The Fabelmans Review

A peer back into the adolescence of one of cinema’s most influential and famous filmmakers, Steven Spielberg’s semi-autobiographical The Fabelmans is the filmmaker’s passion project, the film his mother told him he had been secretly making since before his feature debut. It’s warm, packed with meaning, formed with purpose, and superbly made.

Rejecting the usual tropes of the family period drama, The Fabelmans isn’t packed with the kinds of melodramatic beats that films of its type often demand. As such, it doesn’t feel as grand as you might expect, as Spielbergian (as presented across his other work spanning most genres), but its messages are immediate: follow your heart, tell your story, art is always worthwhile.

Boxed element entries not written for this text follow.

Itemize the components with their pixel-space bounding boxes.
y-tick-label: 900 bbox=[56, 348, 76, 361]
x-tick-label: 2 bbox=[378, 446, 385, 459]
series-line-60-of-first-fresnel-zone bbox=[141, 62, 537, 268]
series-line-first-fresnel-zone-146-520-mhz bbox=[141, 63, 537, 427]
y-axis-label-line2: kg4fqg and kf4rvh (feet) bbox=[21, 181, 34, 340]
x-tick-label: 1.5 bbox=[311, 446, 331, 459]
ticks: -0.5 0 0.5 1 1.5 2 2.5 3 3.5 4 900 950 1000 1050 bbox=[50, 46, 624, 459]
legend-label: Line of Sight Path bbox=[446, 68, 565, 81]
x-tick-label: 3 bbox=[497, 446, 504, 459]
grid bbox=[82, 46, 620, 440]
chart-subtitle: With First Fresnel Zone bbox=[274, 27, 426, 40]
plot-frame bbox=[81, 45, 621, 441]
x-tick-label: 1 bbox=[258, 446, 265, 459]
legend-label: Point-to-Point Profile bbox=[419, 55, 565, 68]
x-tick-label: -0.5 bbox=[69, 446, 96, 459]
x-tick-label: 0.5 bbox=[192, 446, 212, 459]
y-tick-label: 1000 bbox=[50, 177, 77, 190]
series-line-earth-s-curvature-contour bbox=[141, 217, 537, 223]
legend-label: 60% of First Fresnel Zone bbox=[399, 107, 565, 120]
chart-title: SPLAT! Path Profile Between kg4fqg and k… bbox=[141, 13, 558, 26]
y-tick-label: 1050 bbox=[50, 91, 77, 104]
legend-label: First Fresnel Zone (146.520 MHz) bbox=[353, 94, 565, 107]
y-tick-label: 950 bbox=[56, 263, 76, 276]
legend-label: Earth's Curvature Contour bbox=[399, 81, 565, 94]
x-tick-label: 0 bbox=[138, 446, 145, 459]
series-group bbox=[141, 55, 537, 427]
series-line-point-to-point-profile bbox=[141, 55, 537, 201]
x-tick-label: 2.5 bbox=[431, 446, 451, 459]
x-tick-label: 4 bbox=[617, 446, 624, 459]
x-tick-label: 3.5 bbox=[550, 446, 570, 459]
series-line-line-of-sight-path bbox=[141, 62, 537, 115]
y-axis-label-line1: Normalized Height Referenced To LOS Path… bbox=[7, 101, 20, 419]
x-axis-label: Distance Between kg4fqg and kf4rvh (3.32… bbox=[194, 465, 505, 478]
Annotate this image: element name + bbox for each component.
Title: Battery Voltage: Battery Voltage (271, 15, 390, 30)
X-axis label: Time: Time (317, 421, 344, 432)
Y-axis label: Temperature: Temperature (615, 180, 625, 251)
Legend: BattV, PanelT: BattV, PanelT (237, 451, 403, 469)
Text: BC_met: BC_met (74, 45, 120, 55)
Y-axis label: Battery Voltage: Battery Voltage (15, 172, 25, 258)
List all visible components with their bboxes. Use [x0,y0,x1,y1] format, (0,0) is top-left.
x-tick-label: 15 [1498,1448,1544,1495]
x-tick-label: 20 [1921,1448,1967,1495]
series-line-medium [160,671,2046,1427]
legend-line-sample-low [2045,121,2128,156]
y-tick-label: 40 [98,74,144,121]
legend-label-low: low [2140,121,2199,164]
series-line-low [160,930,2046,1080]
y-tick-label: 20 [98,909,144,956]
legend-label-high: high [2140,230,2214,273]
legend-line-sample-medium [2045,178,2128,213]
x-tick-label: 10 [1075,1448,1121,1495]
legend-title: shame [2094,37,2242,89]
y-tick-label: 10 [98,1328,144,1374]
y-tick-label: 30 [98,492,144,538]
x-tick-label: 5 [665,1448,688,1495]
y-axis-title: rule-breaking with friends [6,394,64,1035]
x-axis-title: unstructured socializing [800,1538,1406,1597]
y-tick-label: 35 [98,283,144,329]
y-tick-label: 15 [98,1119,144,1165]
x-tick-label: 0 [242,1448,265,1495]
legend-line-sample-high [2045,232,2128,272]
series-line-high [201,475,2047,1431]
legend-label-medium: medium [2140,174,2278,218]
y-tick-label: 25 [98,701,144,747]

The Fabelmans isn’t quite the genre-shaping, form-evolving autobiography of the Oscar-nominated work of Spielberg’s colleague Terrence Malick, The Tree of Life (2011), nor the underappreciated (at least in terms of awards) The Souvenir (2019) by Joanna Hogg, but powerful cinema it remains, a celebration of cinema it should be remembered as being. “You made me look like I could fly”, as one character says in the film, is exactly what Spielberg has done for half a century, and whilst The Fabelmans isn’t the glamourised celebration a biographer may have produced, it remains an invaluable insight into the life and career of one of the great artists of the form.